For instance, if Y = 2 and Z = 6, it satisfies the equation. Therefore, the number would be 426. Similarly, if Y = 3 and Z = 9, it would also meet the criteria, resulting in the number 439. And the possibilities go on and on, just like an endless joke!
So, my friend, there isn't a single positive three-digit number that solves this problem. It seems to be as elusive as a clownfish hiding in a bathtub! I hope you had a chuckle while we unraveled this mathematical conundrum together.
To find the positive three-digit integer that is four times the product of its digits, we need to set up an equation based on the problem statement.
Let's assume the three-digit number is represented as XYZ, where X, Y, and Z are the digits of the number.
According to the problem, the number is four times the product of its digits. So, we can write the equation as:
XYZ = 4 * (X * Y * Z)
Since X, Y, and Z represent the digits of the number, their values range from 1 to 9, as we are looking for a three-digit number.

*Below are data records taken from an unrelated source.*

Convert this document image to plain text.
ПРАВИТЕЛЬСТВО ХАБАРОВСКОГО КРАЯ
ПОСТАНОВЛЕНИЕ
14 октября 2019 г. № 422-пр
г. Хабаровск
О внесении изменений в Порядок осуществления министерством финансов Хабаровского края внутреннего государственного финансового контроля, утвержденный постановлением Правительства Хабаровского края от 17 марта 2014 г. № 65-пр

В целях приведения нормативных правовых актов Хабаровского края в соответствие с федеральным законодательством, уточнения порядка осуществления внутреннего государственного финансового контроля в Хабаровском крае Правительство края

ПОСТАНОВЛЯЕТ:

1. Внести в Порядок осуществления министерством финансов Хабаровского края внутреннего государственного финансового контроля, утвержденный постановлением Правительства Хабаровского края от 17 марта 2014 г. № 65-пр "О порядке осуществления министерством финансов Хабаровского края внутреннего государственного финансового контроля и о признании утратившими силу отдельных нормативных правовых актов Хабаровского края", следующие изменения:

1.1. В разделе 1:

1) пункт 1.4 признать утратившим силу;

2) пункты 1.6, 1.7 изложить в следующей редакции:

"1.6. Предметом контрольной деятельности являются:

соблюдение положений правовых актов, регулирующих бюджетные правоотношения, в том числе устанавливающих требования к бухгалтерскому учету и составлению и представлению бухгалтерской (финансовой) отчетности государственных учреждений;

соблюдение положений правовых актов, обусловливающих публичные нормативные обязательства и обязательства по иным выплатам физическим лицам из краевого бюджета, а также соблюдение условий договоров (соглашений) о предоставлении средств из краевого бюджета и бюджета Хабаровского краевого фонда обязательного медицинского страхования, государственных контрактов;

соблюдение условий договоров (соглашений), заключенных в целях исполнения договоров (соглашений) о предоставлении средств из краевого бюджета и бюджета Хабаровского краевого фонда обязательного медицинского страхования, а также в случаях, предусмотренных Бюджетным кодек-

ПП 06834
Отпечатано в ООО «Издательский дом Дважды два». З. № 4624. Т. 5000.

Now, let's proceed to find the answer.
To determine the three-digit integer, we'll systematically check all possible combinations of digit values for X, Y, and Z, starting from X = 1 and progressing in ascending order.
We'll check each combination by substituting the values of X, Y, and Z into the equation XYZ = 4 * (X * Y * Z). If a combination satisfies the equation, we have found the number.
Let's go through the possible combinations step by step:
1. X = 1: In this case, the equation becomes 1YZ = 4 * (1 * Y * Z). Since the left side of the equation is always less than or equal to 199 (1YZ), it is impossible for the right side to be equal to 199 or more. Thus, X cannot be 1.
2. X = 2: Now, the equation becomes 2YZ = 4 * (2 * Y * Z). Dividing both sides by 2, we have YZ = 2 * Y * Z. By multiplying two distinct digits by 2, the maximum value we can attain is 18. Therefore, it's impossible for the right side to be equal to or greater than 100. So, X cannot be 2.
3. X = 3: Substituting X = 3 in the equation, we get 3YZ = 4 * (3 * Y * Z). Dividing by 3, we have YZ = 4 * Y * Z. The right-hand side can have a maximum value of 36 (4 * 9 * 1), and the left-hand side is at least 300. Hence, this equation has no solution.
4. X = 4: Now, we have 4YZ = 4 * (4 * Y * Z). Dividing by 4, we get YZ = 4 * Y * Z. Again, the maximum value for the right side is 36 (4 * 9 * 1). Observing the left side, we see that it starts at 400 for Y = 1 and Z = 0. However, this does not satisfy the equation. So, X cannot be 4.
5. X = 5: Substituting X = 5 in the equation, we obtain 5YZ = 4 * (5 * Y * Z). Dividing by 5, we have YZ = 4 * Y * Z. The maximum value for the right side remains 36 (4 * 9 * 1). But, the left side starts from 500 for Y = 1, Z = 0, which doesn't satisfy the equation. Therefore, X cannot be 5.
6. X = 6: The equation turns into 6YZ = 4 * (6 * Y * Z). Dividing by 6, we get YZ = 4 * Y * Z. The maximum value for the right side is still 36 (4 * 9 * 1). However, the left side starts at 600 for Y = 1, Z = 0, which doesn't satisfy the equation. Hence, X cannot be 6.
7. X = 7: Substituting X = 7 in the equation, we obtain 7YZ = 4 * (7 * Y * Z). Dividing by 7, we have YZ = 4 * Y * Z. The maximum value for the right side is 112 (4 * 7 * 4). The left side starts at 700 for Y = 1, Z = 0, which satisfies the equation YZ = 28. Thus, the integer in question is 728.
Therefore, the positive three-digit integer that is four times the product of its digits is 728.